Second, it gives people an incentive to choose cost-effective plans. If your employer is paying 70 percent of your $10,000 health insurance premium, and you find a $9,000 plan on the Exchange -- maybe it's an HMO rather than a PPO -- you pocket $1,000. Currently, since I pay only 30 percent of my health-care premiums, making the same choice within the HMO and PPO offerings that The Washington Post gives me would only net me $333 dollars. Wyden's plan would put 300 percent as much money in my pocket. That changes behavior. And even the CBO thinks so. This is one of the main reasons the Congressional Budget Office scored Wyden's Healthy Americans Act -- which had a similar provision -- as saving, rather than costing, money.
Third, it begins to build a viable alternative to the employer-based health-care system.

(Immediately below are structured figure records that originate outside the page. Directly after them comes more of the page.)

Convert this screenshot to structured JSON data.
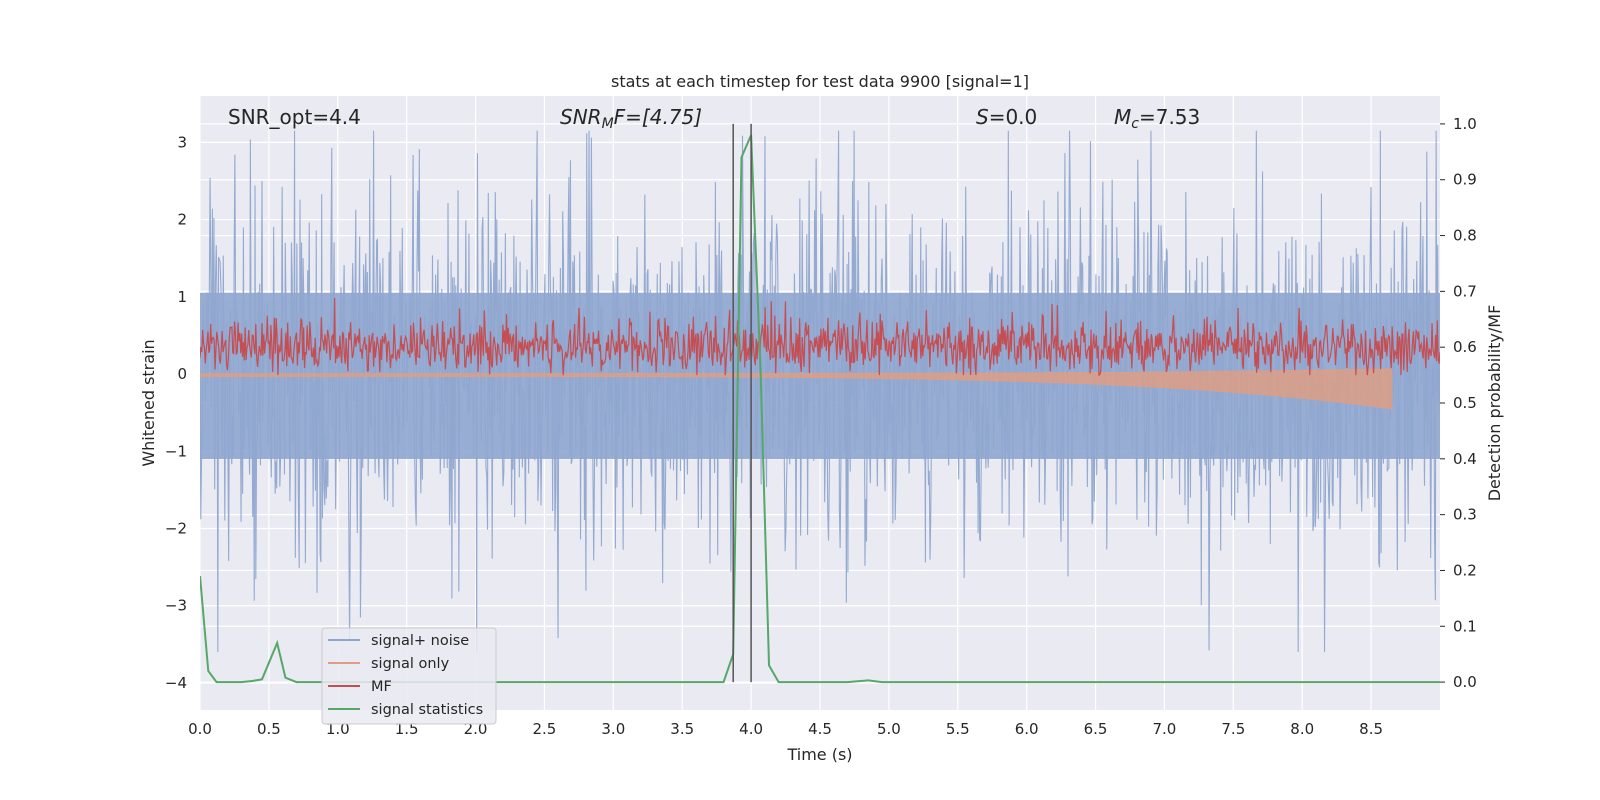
{
  "chart_data": {
    "type": "line",
    "title": "stats at each timestep for test data 9900 [signal=1]",
    "xlabel": "Time (s)",
    "ylabel_left": "Whitened strain",
    "ylabel_right": "Detection probability/MF",
    "xlim": [
      0,
      9.0
    ],
    "ylim_left": [
      -4.35,
      3.6
    ],
    "ylim_right": [
      -0.05,
      1.05
    ],
    "x_ticks": [
      "0.0",
      "0.5",
      "1.0",
      "1.5",
      "2.0",
      "2.5",
      "3.0",
      "3.5",
      "4.0",
      "4.5",
      "5.0",
      "5.5",
      "6.0",
      "6.5",
      "7.0",
      "7.5",
      "8.0",
      "8.5"
    ],
    "y_ticks_left": [
      "3",
      "2",
      "1",
      "0",
      "−1",
      "−2",
      "−3",
      "−4"
    ],
    "y_ticks_right": [
      "1.0",
      "0.9",
      "0.8",
      "0.7",
      "0.6",
      "0.5",
      "0.4",
      "0.3",
      "0.2",
      "0.1",
      "0.0"
    ],
    "grid": true,
    "legend_position": "lower-left",
    "annotations": {
      "snr_opt": "SNR_opt=4.4",
      "snr_mf_main": "SNR",
      "snr_mf_sub": "M",
      "snr_mf_rest": "F=[4.75]",
      "s_italic": "S",
      "s_rest": "=0.0",
      "mc_main": "M",
      "mc_sub": "c",
      "mc_rest": "=7.53"
    },
    "vertical_lines": [
      3.87,
      4.0
    ],
    "colors": {
      "noise": "#8fa6cf",
      "signal_only": "#dd9e85",
      "mf": "#c44e52",
      "stat": "#55a868",
      "vline": "#555555",
      "background": "#eaeaf2",
      "grid": "#ffffff"
    },
    "series": [
      {
        "name": "signal+ noise",
        "description_range": [
          -3.6,
          3.15
        ],
        "envelope_typical": [
          -1.7,
          1.8
        ]
      },
      {
        "name": "signal only",
        "chirp_end": 8.65,
        "amplitude_at_end": 0.45
      },
      {
        "name": "MF",
        "baseline": 0.6,
        "typical_range": [
          0.55,
          0.69
        ],
        "max": 0.7
      },
      {
        "name": "signal statistics",
        "x": [
          0.0,
          0.06,
          0.12,
          0.2,
          0.3,
          0.38,
          0.45,
          0.56,
          0.62,
          0.7,
          1.0,
          2.0,
          3.0,
          3.5,
          3.8,
          3.87,
          3.93,
          4.0,
          4.07,
          4.13,
          4.2,
          4.5,
          4.7,
          4.85,
          4.95,
          5.1,
          6.0,
          7.0,
          8.0,
          9.0
        ],
        "values": [
          0.19,
          0.02,
          0.0,
          0.0,
          0.0,
          0.002,
          0.005,
          0.07,
          0.008,
          0.0,
          0.0,
          0.0,
          0.0,
          0.0,
          0.0,
          0.05,
          0.94,
          0.98,
          0.55,
          0.03,
          0.0,
          0.0,
          0.0,
          0.003,
          0.0,
          0.0,
          0.0,
          0.0,
          0.0,
          0.0
        ]
      }
    ]
  }
}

Experts think that the exchange will need at least 20 million participants to really start seeing advantages of scale. This will ensure it has much more than that. And if the exchange works? If direct competition between insurers lowers costs and increases quality, if standardized billing and administrative efficiencies save money, if the massive pool of customers helps insurers bargain for discounts with providers, then the exchange will become a progressively better deal, and more people will choose -- there's that word again -- to enter it. And if more people choose to enter it, then that cycle happens again, more people enter, and so forth. Soon, you've built the system we want rather than the one we have.